O escritor se expressa numa língua fluida e poética que vai transcorrendo sem os entraves das letras maiúsculas. A narrativa se inicia com a intensa amargura do sr. Silva diante da morte de sua querida Laura e da revolta de o terem posto ali, resultando na fúria contra a vida em geral. A seguinte passagem expressa bem essa primeira fase:
“como faria falta ferrarmos toda a gente e vingarmo-nos do mundo por manter as primaveras e a subitamente estúpida variedade das espécies e as manifestações do mar e a expectativa do calor e a extensão dos campos e as putas das flores e das arvorezinhas cheias de passarinhos cantantes aos quais devíamos torcer o pescoço para nunca mais interferirem com as nossas feridas profundas”.
É o desenrolar desse processo de negação, ira, tristeza e aceitação que acompanhamos, além das reflexões que a vida gregária, até então desconhecida pelo sr. Silva, acarretou. “precisava desse resto de solidão para aprender sobre esse resto de companhia”, percebe ele, chegando também à constatação de que “acontecem coisas mirabolantes neste mundo, a imaginação da realidade é delirante. é maravilhosamente delirante”, surpreendendo-se porque encontrou na dor os “caminhos quase insondáveis para novas realidades”.
O livro tem forte ligação com a metafísica de Fernando Pessoa, especialmente no que se refere ao poema “A Tabacaria”, e sob a luz desse poeta português o Valter Hugo Mãe demonstra que aos mais velhos transborda uma metafísica que está fora de alcance a nós jovens demais, à exceção dele próprio, que à época do lançamento do livro contava com apenas 39 anos de idade.
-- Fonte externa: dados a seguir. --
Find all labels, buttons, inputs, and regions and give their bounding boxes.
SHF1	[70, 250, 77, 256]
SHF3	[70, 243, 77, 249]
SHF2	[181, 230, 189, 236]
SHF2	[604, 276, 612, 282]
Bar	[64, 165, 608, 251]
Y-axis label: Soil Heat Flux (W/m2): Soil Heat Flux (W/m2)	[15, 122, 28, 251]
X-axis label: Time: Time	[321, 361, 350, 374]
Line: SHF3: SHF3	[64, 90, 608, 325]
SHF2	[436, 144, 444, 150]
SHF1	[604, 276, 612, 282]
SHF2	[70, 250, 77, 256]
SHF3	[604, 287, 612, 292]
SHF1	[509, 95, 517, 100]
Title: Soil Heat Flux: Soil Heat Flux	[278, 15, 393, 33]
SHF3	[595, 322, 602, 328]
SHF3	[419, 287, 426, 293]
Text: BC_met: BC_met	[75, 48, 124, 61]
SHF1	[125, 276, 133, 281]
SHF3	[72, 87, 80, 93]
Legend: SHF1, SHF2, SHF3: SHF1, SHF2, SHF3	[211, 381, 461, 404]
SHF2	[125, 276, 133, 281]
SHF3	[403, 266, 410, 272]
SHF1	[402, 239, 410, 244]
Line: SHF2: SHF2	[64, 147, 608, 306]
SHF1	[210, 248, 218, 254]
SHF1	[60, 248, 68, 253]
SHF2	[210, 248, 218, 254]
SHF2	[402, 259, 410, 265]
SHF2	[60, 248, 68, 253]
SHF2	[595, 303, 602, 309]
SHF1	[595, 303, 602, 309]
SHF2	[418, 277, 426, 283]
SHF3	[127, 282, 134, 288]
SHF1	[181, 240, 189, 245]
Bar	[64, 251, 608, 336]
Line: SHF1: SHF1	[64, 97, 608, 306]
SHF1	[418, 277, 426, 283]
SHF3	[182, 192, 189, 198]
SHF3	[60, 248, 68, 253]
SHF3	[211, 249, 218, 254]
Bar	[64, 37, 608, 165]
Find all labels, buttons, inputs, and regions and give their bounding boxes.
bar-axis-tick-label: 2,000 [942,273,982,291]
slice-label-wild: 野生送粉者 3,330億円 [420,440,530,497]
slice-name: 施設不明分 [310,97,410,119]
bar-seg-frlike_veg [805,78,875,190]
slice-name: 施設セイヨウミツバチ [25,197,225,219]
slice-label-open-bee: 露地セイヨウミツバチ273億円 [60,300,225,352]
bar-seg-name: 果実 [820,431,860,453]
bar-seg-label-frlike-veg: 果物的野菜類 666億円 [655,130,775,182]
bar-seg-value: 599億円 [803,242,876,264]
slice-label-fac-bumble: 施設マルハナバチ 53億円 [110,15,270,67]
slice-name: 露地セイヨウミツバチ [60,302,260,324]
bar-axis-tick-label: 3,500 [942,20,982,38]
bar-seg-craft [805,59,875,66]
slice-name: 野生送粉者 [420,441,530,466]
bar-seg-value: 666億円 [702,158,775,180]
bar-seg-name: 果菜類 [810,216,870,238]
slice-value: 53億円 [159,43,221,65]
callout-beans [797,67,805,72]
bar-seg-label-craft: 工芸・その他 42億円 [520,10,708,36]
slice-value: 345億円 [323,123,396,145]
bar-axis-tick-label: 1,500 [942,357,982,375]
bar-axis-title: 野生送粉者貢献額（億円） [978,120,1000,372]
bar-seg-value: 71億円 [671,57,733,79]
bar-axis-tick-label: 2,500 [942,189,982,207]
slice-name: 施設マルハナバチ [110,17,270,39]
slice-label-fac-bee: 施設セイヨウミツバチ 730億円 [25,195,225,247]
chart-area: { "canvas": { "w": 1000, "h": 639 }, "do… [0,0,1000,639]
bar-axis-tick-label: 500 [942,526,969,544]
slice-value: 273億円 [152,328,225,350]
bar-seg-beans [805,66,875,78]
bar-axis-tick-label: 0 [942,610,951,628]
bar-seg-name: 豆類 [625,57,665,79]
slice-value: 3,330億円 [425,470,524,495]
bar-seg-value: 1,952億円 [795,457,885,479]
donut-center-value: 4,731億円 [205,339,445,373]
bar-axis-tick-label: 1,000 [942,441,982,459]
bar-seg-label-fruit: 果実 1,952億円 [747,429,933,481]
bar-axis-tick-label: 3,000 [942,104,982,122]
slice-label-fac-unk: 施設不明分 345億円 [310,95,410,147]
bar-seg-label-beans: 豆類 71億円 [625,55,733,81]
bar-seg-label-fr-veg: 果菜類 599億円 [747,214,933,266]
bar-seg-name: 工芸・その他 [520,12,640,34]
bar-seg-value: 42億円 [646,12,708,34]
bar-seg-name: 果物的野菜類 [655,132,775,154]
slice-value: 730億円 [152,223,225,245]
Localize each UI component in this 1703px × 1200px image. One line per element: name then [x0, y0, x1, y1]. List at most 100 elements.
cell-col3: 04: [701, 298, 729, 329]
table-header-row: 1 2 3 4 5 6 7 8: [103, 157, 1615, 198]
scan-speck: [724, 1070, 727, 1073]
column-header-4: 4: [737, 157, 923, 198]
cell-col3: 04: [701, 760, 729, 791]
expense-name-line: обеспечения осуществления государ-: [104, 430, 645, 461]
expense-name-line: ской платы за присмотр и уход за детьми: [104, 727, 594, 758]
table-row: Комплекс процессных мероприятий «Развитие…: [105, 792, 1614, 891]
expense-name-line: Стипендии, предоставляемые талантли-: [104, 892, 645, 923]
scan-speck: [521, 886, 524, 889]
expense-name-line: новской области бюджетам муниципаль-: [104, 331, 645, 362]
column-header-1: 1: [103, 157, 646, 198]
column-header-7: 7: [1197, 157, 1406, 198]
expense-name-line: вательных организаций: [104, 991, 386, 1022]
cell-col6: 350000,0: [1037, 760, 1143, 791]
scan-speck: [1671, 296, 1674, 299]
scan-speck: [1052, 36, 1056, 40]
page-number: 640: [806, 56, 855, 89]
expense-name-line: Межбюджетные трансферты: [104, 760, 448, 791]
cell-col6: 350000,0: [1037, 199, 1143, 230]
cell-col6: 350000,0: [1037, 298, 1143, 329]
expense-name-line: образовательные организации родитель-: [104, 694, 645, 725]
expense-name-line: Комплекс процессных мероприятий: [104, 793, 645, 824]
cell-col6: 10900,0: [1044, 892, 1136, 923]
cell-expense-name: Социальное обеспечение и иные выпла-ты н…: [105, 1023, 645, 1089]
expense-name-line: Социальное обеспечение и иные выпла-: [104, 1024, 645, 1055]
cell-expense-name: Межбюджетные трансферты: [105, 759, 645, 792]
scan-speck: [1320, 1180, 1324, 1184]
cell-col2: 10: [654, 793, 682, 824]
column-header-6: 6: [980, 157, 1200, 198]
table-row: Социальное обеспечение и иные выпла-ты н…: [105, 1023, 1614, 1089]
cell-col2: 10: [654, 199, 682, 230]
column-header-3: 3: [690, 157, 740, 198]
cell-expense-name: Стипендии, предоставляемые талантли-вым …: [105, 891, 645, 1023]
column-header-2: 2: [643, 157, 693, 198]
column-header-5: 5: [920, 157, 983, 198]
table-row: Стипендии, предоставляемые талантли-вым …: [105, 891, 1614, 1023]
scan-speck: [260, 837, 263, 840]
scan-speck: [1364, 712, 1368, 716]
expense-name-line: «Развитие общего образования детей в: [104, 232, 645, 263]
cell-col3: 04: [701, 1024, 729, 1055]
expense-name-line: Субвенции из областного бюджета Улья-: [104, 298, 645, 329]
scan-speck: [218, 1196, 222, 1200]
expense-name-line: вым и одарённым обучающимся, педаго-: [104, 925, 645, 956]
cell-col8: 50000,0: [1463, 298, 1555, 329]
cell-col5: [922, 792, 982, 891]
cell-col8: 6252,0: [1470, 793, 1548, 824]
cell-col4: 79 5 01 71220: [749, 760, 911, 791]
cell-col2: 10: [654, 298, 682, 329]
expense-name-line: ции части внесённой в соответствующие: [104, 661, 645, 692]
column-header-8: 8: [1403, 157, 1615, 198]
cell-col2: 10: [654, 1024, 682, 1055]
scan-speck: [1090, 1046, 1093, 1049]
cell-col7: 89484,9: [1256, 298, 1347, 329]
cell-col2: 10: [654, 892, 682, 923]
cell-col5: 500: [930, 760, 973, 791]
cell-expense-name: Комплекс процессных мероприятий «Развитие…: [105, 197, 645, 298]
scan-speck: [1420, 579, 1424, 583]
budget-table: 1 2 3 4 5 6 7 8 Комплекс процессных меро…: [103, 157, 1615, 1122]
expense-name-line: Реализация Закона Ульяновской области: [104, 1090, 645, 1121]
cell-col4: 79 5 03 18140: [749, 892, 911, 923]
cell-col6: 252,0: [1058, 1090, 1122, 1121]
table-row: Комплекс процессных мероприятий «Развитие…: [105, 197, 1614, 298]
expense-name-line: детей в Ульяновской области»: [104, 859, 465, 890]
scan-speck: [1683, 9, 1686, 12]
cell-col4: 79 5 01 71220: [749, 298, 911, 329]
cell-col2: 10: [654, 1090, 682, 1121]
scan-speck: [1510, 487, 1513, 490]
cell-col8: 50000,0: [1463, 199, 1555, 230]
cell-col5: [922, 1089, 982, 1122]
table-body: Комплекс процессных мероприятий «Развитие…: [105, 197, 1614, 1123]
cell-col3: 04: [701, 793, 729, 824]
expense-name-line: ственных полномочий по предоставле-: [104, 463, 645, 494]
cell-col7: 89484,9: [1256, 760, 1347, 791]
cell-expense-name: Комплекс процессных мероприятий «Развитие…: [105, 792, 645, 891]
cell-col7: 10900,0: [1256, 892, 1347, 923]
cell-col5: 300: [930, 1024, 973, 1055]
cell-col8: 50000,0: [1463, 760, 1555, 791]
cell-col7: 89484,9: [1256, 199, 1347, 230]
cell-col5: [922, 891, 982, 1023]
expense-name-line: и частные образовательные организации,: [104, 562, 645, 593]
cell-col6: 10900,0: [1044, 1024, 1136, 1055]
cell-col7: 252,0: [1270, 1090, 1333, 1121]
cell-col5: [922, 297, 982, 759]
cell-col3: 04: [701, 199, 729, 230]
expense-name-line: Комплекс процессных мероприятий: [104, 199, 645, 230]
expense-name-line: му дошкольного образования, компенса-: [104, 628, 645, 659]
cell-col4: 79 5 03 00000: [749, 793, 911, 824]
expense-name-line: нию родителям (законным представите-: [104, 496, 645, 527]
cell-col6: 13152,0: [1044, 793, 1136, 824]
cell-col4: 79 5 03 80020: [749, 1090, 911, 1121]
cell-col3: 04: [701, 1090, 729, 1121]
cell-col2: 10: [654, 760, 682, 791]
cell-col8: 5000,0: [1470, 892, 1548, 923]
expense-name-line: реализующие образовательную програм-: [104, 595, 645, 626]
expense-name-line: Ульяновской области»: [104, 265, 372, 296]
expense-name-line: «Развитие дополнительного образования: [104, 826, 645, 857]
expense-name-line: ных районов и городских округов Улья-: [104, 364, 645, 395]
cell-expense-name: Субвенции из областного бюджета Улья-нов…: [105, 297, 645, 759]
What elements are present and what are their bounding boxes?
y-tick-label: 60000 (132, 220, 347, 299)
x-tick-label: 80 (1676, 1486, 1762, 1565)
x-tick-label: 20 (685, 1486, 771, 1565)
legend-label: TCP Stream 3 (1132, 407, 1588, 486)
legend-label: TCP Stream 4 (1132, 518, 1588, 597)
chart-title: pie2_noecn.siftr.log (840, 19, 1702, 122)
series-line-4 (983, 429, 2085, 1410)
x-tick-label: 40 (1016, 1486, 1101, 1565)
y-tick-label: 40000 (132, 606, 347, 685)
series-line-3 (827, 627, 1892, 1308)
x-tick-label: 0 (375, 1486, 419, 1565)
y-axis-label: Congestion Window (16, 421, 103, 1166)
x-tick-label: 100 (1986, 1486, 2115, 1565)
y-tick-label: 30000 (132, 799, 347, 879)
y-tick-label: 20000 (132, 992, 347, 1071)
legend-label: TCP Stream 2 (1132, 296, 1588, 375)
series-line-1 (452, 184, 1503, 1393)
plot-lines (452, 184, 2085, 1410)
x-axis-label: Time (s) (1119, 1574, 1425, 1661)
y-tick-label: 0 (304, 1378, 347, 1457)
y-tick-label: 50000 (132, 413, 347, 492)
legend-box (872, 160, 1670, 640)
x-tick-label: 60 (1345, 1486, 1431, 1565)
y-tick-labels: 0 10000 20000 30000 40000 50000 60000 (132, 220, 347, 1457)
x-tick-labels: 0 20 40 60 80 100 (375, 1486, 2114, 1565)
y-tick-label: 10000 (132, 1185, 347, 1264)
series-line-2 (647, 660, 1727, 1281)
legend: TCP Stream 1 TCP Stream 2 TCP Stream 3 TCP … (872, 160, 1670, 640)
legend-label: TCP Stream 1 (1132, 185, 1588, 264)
É nessa profunda empatia que o talento literário do autor se reafirma, além da capacidade de discorrer sobre as relações humanas, memória, vida e morte em uma perpectiva que estão para além dos seus poucos anos. Outro mérito é introduzir o humor em trechos hilariantes, capazes de levar o leitor às gargalhadas, apesar dos temas densos que predominam a narrativa. Tendo dito isto, me parece até redudante dizer que recomendo altamente a obra.
*O título é uma alusão a um poema de Alberto Caeiro, heterônimo de Fernando Pessoa, em que ele diz “Há metafísica bastante em não pensar em nada”.